В центральном круге узора стояла дата по японскому летоисчислению, от момента восшествия на престол действующего императора. Хозяин всматривался в символы, пока не заметил, что один из лепестков хризантемы оставался пустым. Он замер. От взгляда Асахи не ускользнуло, что его рука едва заметно дрогнула: волнение выдало себя, несмотря на сдержанность.
– Все пятнадцать кланов дали свое согласие, – торжественно произнес Асахи по-японски. – Остались только вы.
Хозяин взглянул на него, потом снова опустил глаза на хризантему.
– Невероятно… – тихо произнес он.
В тот же вечер Асахи уже ехал на такси в аэропорт Хитроу. Рейс в Токио вылетал поздно ночью. В Англии он задержался всего на сутки. На регистрации оказался почти последним. Пройдя досмотр, сразу направился к выходу. Посадка шла полным ходом: пассажиры неспешно заходили в рукав, в конце которого, у самой двери самолета, их встречали стюардессы «Японских авиалиний». Их улыбки и церемониальные поклоны напоминали: настоящая Япония начинается уже здесь.
На втором этаже огромного лайнера Асахи опустился в кресло у окна и выдохнул, словно вынырнув из сна, – он, наконец, почувствовал себя дома. Тело просило отдыха, но сознание оставалось настороженным – не всё еще было завершено. Он достал из внутреннего кармана пиджака белый конверт с иероглифами «Аомацу» и, немного помедлив, вынул из него лист бумаги. Теперь хризантема была полной – все шестнадцать лепестков краснели печатями.
Асахи нащупал в кармане телефон и быстро набрал нужный номер.
– Английский самурай подтвердил, – тихо произнес он в трубку. – Сход через две недели, как планировали. Отмени все брони на этот день. Чтоб ни единой накладки.
Голос звучал монотонно. Он явно оставлял сообщение на чьем-то автоответчике: в Токио была еще глубокая ночь.
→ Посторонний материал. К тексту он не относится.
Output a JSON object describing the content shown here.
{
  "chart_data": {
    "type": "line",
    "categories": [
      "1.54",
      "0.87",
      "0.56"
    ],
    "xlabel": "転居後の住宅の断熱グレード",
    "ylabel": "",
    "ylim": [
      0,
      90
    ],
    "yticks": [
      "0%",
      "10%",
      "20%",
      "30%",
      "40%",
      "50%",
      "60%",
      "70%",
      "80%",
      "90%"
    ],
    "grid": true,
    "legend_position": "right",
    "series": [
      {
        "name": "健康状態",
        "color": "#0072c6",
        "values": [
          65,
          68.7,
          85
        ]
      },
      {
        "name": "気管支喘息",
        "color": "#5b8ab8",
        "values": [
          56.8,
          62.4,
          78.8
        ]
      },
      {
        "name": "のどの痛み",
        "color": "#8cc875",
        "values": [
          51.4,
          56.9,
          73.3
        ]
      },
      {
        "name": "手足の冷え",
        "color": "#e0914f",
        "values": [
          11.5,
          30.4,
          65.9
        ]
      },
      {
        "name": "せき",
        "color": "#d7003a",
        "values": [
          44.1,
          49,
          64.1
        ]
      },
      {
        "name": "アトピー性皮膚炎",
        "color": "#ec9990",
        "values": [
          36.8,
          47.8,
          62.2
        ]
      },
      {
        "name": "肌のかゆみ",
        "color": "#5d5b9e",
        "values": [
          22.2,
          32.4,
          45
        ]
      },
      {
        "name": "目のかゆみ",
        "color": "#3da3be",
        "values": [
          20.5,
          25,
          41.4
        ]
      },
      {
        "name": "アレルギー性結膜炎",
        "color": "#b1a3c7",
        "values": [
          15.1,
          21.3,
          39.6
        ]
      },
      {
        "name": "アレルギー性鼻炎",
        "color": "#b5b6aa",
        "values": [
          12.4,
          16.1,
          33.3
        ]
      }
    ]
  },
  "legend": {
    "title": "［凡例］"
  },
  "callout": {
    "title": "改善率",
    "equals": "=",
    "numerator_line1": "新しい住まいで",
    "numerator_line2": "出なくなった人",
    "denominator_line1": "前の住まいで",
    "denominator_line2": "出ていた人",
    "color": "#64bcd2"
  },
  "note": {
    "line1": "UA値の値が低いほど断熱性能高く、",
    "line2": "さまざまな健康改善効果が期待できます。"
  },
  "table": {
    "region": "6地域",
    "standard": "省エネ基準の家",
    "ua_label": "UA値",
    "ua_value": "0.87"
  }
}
Но минутой позже пришло СМС: «Будет сделано, Босс. Хорошего полета! Хиротоши».
Асахи усмехнулся и выключил телефон.
– Не спит ведь, старый черт…
Глава 2
Хиротоши был уже не просто бывшим водителем автобуса из Кумамото. С тех пор, как их пути пересеклись, он постепенно стал для Асахи кем-то бо́льшим: соратником, другом, порой наставником – но чаще духом, который появлялся именно тогда, когда был нужен.
Смекалистый, выносливый, с врожденным чутьем на ситуацию, он не раз вытаскивал Асахи из передряг. Последние несколько лет Хиротоши работал в Токио, в «Аомацу суси»6 – суши-баре, со временем ставшем знаменитым местом, где за стойкой можно было встретить кого угодно: от политиков и бизнесменов до звезд первой величины.
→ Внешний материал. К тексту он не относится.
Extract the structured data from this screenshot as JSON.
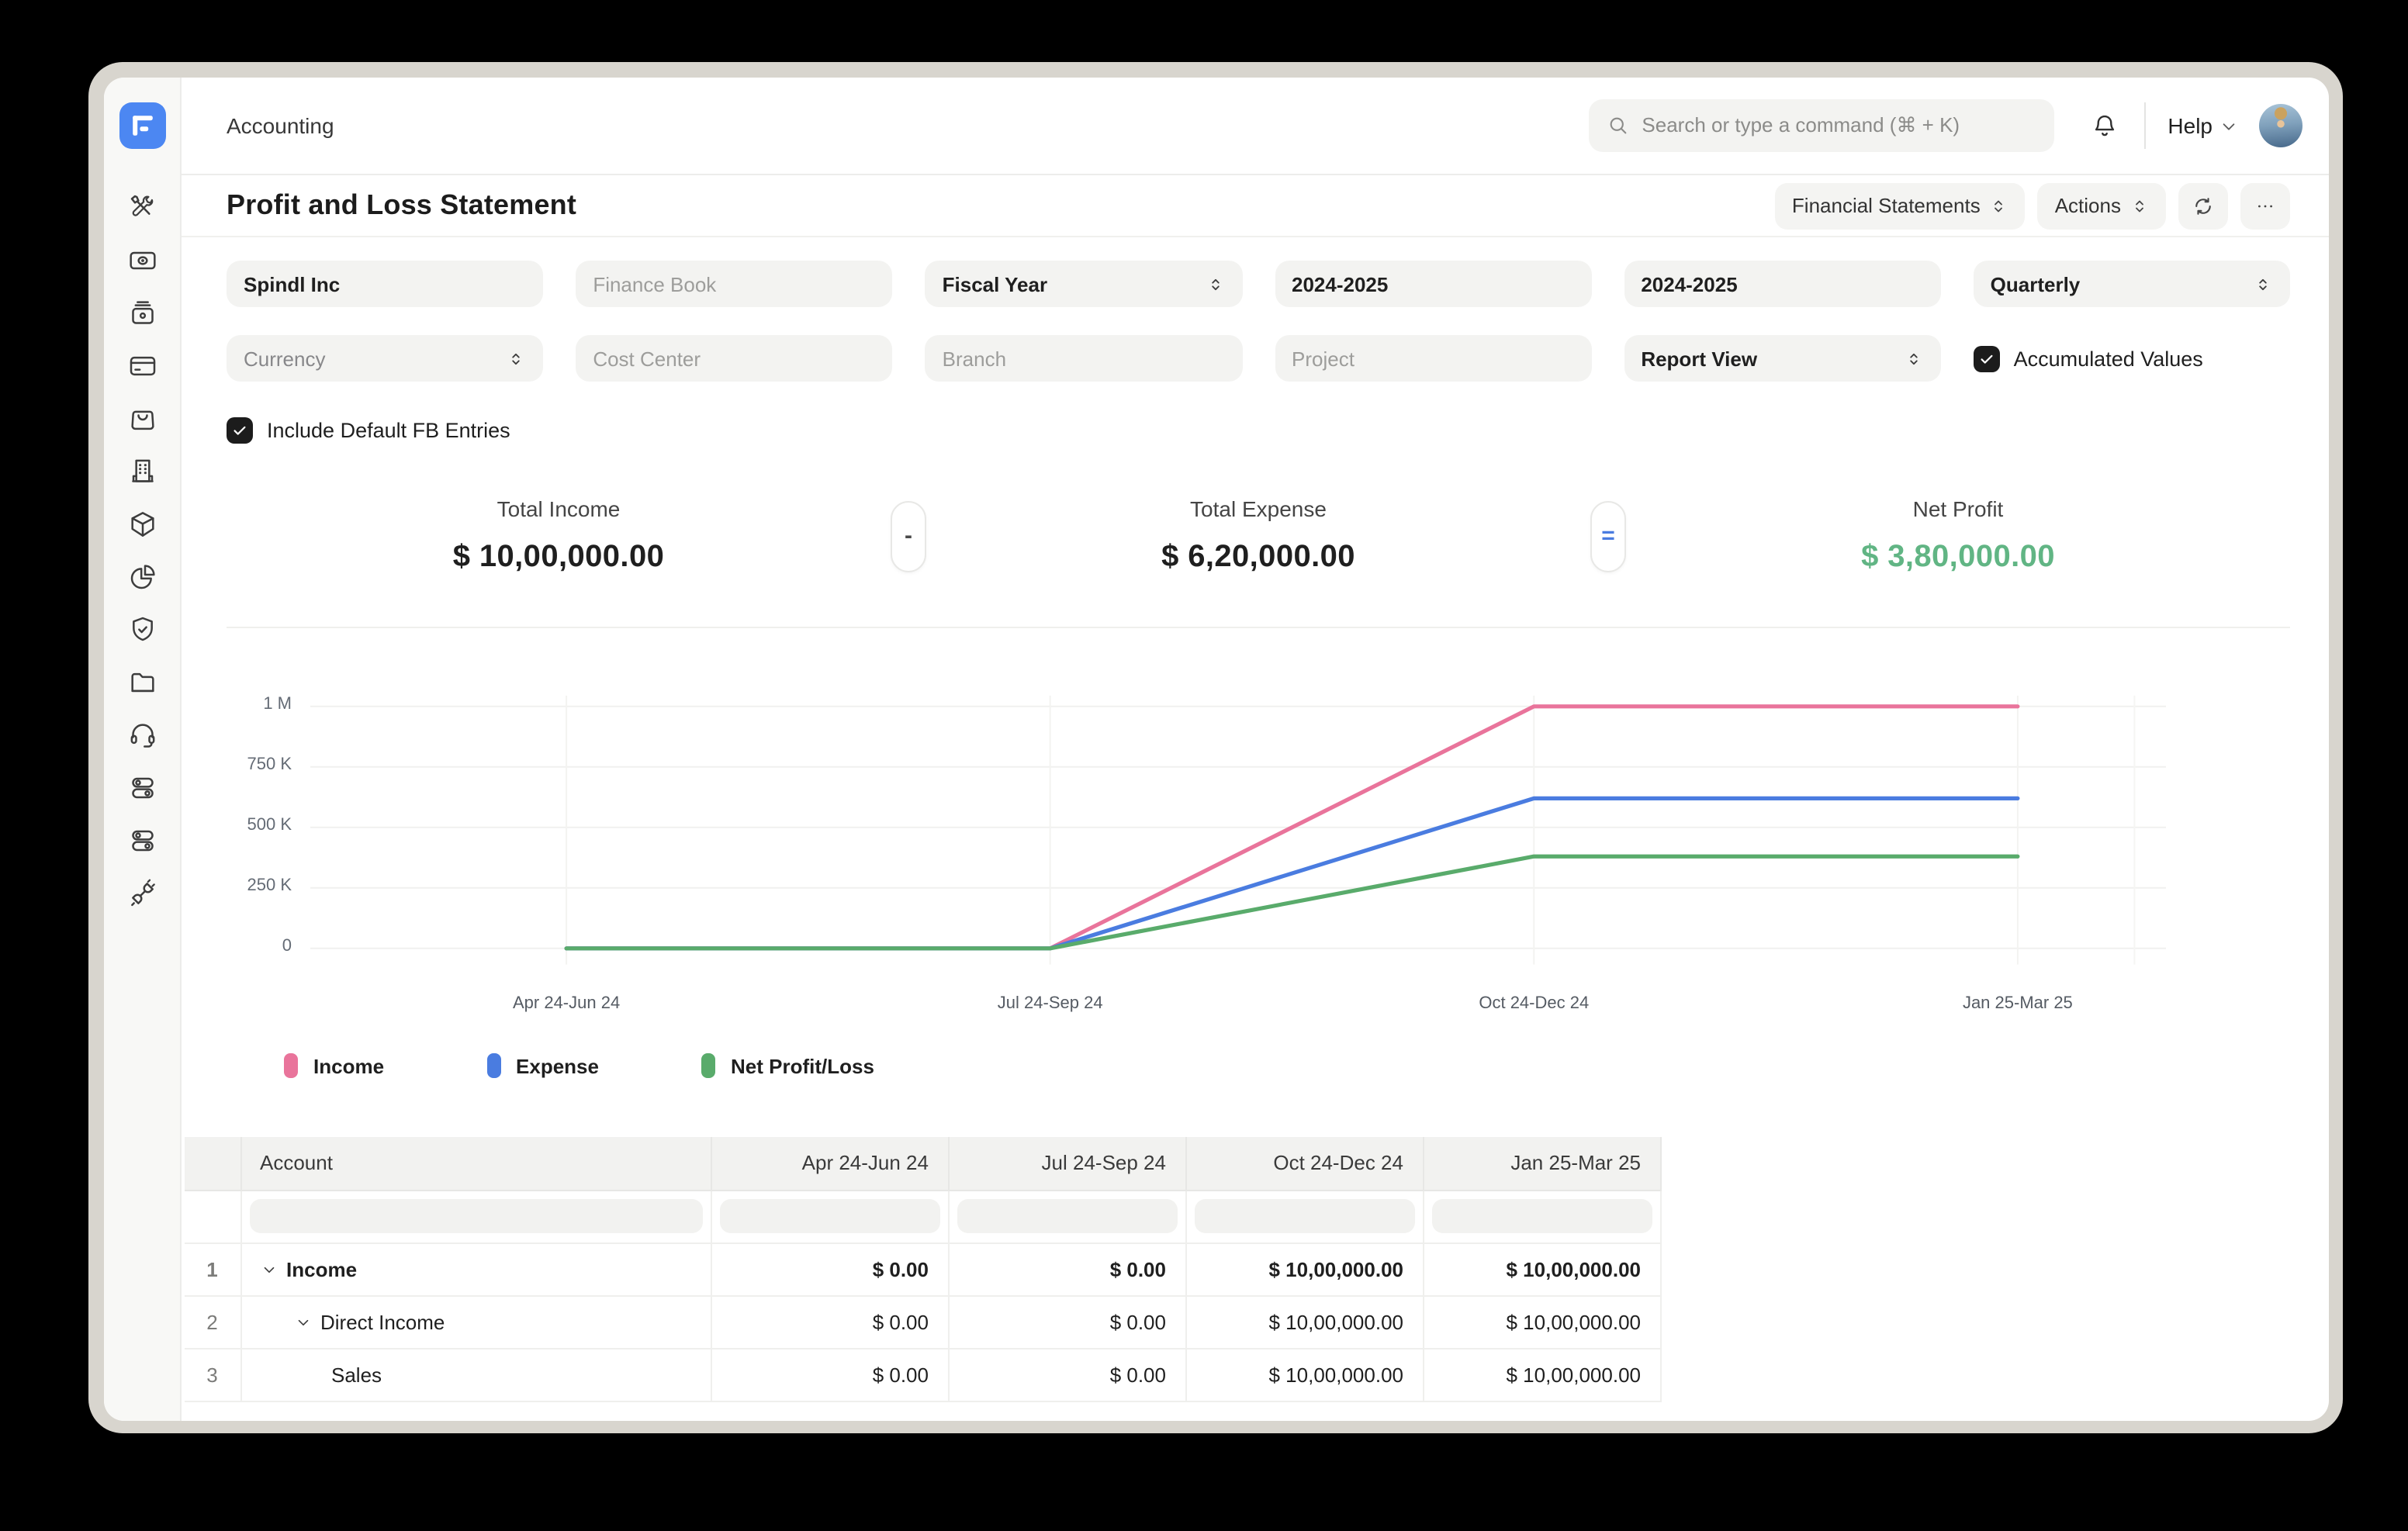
{
  "app": {
    "workspace_title": "Accounting"
  },
  "topbar": {
    "search_placeholder": "Search or type a command (⌘ + K)",
    "help_label": "Help"
  },
  "page": {
    "title": "Profit and Loss Statement",
    "report_group_label": "Financial Statements",
    "actions_label": "Actions"
  },
  "filters": {
    "company": "Spindl Inc",
    "finance_book_placeholder": "Finance Book",
    "filter_based_on": "Fiscal Year",
    "from_fiscal_year": "2024-2025",
    "to_fiscal_year": "2024-2025",
    "periodicity": "Quarterly",
    "currency": "Currency",
    "cost_center_placeholder": "Cost Center",
    "branch_placeholder": "Branch",
    "project_placeholder": "Project",
    "report_view": "Report View",
    "accumulated_values_label": "Accumulated Values",
    "include_default_fb_label": "Include Default FB Entries"
  },
  "summary": {
    "total_income_label": "Total Income",
    "total_income": "$ 10,00,000.00",
    "minus_sign": "-",
    "total_expense_label": "Total Expense",
    "total_expense": "$ 6,20,000.00",
    "equals_sign": "=",
    "net_profit_label": "Net Profit",
    "net_profit": "$ 3,80,000.00"
  },
  "chart_data": {
    "type": "line",
    "categories": [
      "Apr 24-Jun 24",
      "Jul 24-Sep 24",
      "Oct 24-Dec 24",
      "Jan 25-Mar 25"
    ],
    "series": [
      {
        "name": "Income",
        "color": "#e9749b",
        "values": [
          0,
          0,
          1000000,
          1000000
        ]
      },
      {
        "name": "Expense",
        "color": "#4a7ce0",
        "values": [
          0,
          0,
          620000,
          620000
        ]
      },
      {
        "name": "Net Profit/Loss",
        "color": "#59ab6b",
        "values": [
          0,
          0,
          380000,
          380000
        ]
      }
    ],
    "ylim": [
      0,
      1000000
    ],
    "yticks": [
      {
        "value": 0,
        "label": "0"
      },
      {
        "value": 250000,
        "label": "250 K"
      },
      {
        "value": 500000,
        "label": "500 K"
      },
      {
        "value": 750000,
        "label": "750 K"
      },
      {
        "value": 1000000,
        "label": "1 M"
      }
    ],
    "grid": true,
    "legend_position": "bottom",
    "title": "",
    "xlabel": "",
    "ylabel": ""
  },
  "table": {
    "columns": [
      "Account",
      "Apr 24-Jun 24",
      "Jul 24-Sep 24",
      "Oct 24-Dec 24",
      "Jan 25-Mar 25"
    ],
    "rows": [
      {
        "num": "1",
        "account": "Income",
        "values": [
          "$ 0.00",
          "$ 0.00",
          "$ 10,00,000.00",
          "$ 10,00,000.00"
        ]
      },
      {
        "num": "2",
        "account": "Direct Income",
        "values": [
          "$ 0.00",
          "$ 0.00",
          "$ 10,00,000.00",
          "$ 10,00,000.00"
        ]
      },
      {
        "num": "3",
        "account": "Sales",
        "values": [
          "$ 0.00",
          "$ 0.00",
          "$ 10,00,000.00",
          "$ 10,00,000.00"
        ]
      }
    ]
  },
  "sidebar_icons": [
    "tools",
    "banknote",
    "cash-register",
    "credit-card",
    "shopping-bag",
    "building",
    "package",
    "pie-chart",
    "shield-check",
    "folder",
    "headset",
    "toggles",
    "toggles-alt",
    "plug"
  ]
}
Для своих лет Хиротоши держался впечатляюще: крепкий, подвижный, словно иначе и не умел. Работал от рассвета до глубокой ночи, не жалуясь ни на усталость, ни на неизбежный стресс, которого в успешном бизнесе всегда предостаточно. И он не просто справлялся со всем этим, а двигался по заведению с ленивой, почти кошачьей грацией, делая пространство по-домашнему уютным и спокойным.
Токио, конечно, оставался в то время одним из самых безопасных мегаполисов в мире, но лишь до наступления ночи – и точно не в Кабуки-тё. К вечеру улицы здесь начинали шуметь, яркие огни оживали, и даже самые вежливые японцы порой забывали о сдержанности, особенно под сакэ.
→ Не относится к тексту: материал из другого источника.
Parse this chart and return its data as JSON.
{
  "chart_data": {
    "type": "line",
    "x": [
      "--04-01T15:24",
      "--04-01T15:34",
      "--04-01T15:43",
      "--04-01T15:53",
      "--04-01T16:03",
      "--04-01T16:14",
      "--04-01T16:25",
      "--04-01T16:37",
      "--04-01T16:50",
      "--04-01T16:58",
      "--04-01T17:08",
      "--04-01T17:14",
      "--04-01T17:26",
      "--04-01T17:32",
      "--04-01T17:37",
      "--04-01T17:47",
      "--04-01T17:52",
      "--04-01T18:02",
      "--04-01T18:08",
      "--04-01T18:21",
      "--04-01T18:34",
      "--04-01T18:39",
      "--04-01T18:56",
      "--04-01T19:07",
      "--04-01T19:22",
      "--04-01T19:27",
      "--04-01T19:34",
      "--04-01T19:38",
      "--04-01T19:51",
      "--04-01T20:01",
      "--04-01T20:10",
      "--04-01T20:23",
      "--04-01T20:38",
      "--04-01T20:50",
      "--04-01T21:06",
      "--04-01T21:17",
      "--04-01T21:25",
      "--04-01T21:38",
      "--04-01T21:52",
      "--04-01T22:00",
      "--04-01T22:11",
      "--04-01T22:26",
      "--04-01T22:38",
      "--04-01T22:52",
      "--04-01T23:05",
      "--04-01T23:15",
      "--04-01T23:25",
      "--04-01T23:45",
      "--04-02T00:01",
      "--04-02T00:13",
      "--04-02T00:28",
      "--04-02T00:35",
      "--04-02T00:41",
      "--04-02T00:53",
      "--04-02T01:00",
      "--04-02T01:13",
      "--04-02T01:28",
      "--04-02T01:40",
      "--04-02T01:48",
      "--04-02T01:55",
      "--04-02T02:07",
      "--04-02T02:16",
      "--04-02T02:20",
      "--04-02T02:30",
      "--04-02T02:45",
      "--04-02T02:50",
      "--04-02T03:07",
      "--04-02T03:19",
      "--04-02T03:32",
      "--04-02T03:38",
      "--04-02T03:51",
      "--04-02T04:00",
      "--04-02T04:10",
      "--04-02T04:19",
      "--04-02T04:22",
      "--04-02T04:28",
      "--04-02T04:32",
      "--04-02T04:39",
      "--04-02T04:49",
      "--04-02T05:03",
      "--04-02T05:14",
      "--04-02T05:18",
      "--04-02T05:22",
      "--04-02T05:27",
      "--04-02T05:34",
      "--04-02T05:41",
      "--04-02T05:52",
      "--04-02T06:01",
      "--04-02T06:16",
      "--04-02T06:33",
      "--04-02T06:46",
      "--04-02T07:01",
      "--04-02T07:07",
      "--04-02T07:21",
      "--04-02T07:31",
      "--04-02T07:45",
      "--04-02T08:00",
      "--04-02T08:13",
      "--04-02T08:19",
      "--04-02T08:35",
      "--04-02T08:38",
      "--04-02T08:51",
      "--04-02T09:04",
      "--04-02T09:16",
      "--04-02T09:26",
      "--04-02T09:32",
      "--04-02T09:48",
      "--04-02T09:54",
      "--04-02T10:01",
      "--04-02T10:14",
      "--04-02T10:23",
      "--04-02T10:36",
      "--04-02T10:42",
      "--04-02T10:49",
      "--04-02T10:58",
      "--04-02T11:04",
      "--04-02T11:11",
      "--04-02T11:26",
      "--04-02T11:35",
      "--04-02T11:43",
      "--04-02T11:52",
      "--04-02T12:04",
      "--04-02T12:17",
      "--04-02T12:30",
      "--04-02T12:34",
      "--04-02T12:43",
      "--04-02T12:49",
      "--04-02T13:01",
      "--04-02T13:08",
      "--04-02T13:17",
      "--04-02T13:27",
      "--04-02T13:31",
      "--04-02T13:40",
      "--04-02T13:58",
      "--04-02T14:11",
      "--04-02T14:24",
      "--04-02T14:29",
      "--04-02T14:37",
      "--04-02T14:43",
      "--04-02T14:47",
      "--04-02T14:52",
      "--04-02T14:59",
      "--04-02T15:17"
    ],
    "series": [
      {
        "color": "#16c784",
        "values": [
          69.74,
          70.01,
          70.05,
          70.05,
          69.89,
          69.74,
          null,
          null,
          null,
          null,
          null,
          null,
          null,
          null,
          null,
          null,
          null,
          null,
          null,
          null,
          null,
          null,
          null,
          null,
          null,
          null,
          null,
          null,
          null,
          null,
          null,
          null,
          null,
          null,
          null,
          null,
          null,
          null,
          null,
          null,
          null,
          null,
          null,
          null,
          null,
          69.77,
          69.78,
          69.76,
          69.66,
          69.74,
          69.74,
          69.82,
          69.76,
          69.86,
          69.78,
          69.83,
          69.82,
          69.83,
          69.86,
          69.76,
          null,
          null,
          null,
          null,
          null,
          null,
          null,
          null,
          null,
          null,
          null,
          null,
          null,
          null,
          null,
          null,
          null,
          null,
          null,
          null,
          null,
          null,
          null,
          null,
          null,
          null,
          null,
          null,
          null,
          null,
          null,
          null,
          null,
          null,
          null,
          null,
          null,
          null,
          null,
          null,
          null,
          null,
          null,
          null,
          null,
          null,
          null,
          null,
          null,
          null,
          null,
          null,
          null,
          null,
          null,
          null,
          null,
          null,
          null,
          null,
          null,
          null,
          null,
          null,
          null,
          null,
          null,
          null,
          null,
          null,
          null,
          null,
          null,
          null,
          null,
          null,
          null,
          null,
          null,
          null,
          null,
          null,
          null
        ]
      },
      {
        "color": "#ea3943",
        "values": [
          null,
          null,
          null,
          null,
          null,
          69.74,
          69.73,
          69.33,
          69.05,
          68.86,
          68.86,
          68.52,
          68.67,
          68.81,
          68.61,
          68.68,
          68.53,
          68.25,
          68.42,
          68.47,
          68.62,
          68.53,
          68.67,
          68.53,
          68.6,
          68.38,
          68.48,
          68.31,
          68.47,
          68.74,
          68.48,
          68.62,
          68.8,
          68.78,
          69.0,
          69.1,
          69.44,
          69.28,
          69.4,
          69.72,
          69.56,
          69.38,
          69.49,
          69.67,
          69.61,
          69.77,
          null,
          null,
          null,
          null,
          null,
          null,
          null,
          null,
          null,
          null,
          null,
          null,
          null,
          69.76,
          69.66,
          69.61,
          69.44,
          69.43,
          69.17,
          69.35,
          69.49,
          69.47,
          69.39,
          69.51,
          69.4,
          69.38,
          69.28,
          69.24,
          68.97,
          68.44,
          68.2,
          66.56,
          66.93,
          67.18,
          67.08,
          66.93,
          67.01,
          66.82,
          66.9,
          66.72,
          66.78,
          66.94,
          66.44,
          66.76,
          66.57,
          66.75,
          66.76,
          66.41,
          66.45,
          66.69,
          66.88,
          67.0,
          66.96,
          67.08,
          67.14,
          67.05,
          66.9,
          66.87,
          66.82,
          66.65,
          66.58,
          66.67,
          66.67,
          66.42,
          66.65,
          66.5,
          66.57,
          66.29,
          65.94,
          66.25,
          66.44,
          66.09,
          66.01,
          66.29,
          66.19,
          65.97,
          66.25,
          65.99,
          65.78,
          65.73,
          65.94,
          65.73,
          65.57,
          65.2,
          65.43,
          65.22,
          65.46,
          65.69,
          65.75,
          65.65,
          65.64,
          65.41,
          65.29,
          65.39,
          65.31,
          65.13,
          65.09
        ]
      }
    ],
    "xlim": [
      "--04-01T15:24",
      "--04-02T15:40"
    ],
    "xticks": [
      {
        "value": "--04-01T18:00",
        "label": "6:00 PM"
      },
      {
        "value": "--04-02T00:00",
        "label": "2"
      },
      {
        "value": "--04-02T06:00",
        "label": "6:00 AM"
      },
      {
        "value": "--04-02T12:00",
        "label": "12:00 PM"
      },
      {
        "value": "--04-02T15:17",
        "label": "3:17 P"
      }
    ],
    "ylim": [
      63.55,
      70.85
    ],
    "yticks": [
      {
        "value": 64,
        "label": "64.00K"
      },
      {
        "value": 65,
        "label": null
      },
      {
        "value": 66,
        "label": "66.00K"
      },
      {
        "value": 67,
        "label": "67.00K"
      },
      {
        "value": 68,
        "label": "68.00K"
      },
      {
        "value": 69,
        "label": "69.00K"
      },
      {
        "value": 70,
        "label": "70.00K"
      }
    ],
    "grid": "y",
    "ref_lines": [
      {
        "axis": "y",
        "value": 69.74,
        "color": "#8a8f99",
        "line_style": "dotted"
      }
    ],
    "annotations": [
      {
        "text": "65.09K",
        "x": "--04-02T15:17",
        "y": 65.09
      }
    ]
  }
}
Хиротоши встречал таких гостей с привычным спокойствием. Умел разрядить обстановку еще до того, как кто-то успевал повысить голос. А если требовалось – мог мягко вывести за дверь даже самого шумного. Без грубости, без суеты – просто ставил точку. Казалось, он и не вмешивался – лишь управлял порядком так, словно всё происходило само собой. Именно ему Асахи доверил вести бронирование мест в «Аомацу суси» и, что сложнее, иногда объявлять об их отмене. Особенно когда за стойку просились те, кому обычно не отказывают.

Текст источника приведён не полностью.